I was rather thrilled by the fact that the player gets to solve this mystery for themselves. All of the clues gathered over the course of the last eight or so hours of gameplay are laid out and it’s up to you to draw the connections necessary to crack the case. As well as being barrels of fun, this also reveals just how carefully the story has been constructed so that the various seemingly-disparate plot threads line up and make sense together.
As exhilarating and tense as all of this is, the episode does sag in places as the game needs to shoe-horn in space for conversations with various side characters, which only made me realize that Life Is Strange’s cast is probably a lot bigger than it needs to be. And as much as I appreciated being able to visit Kate after I saved her life in the second episode, the hospital interlude bogged down the episode’s pacing even more.
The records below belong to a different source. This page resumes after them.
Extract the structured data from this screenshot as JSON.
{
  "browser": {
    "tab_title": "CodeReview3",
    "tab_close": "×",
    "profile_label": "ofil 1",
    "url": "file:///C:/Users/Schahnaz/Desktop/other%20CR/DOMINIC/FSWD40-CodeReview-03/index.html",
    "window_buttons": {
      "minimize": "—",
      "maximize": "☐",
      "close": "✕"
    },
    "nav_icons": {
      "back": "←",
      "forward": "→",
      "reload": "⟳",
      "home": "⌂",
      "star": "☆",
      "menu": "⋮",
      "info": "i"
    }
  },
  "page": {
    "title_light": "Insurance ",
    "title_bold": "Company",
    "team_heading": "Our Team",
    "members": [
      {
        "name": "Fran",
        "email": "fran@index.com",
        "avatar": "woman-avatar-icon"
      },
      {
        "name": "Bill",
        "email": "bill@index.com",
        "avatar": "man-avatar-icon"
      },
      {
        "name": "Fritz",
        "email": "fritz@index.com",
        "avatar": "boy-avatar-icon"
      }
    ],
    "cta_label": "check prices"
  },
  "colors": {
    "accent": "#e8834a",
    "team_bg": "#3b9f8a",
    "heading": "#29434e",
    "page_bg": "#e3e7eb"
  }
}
Dontnod put themselves in a bit of a bind here, as players who successfully pulled off rescuing Kate (probably the most difficult puzzle/moral choice combination in the whole game) are justified in wanting some sort of pay-off, but the pacing of the story is such that there isn’t actually room for such an event. The positive side to this is that getting all the side-character fluff out of the way now presumably means that the final episode will be more tightly focused.
And that’s really the issue here: despite some heavy speed-bumps on the way, Life Is Strange has been a hella awesome adventure game, easily one of the most captivating gaming experiences I’ve had in years… none of which is going to end up mattering if Dontnod fumble the ending.
They could do that very easily. We still have zero answers regarding Max’s time travel abilities or how they’re connected to the looming apocalyptic breakdown of reality happening around Arcadia Bay. The final episode needs to resolve those mysteries while also tying off the last remaining ambiguities around Rachel’s disappearance and the people responsible for it and providing a satisfying conclusion to Max and Chloe’s evolving relationship. There are just enough David Lynch influences present that I’m seriously afraid Dontnod will attempt some sort of audience-polarizing mind-screw, an approach that I guarantee will not work for this particular story.
But I’m getting ahead of myself. Overall, Dark Room continues to be exciting and gripping in all the same ways as its predecessors, while sharing their flaws. It ends on a nail-biting cliffhanger that made me really wish I had Max’s powers at my disposal.
One episode left. The storm is almost here.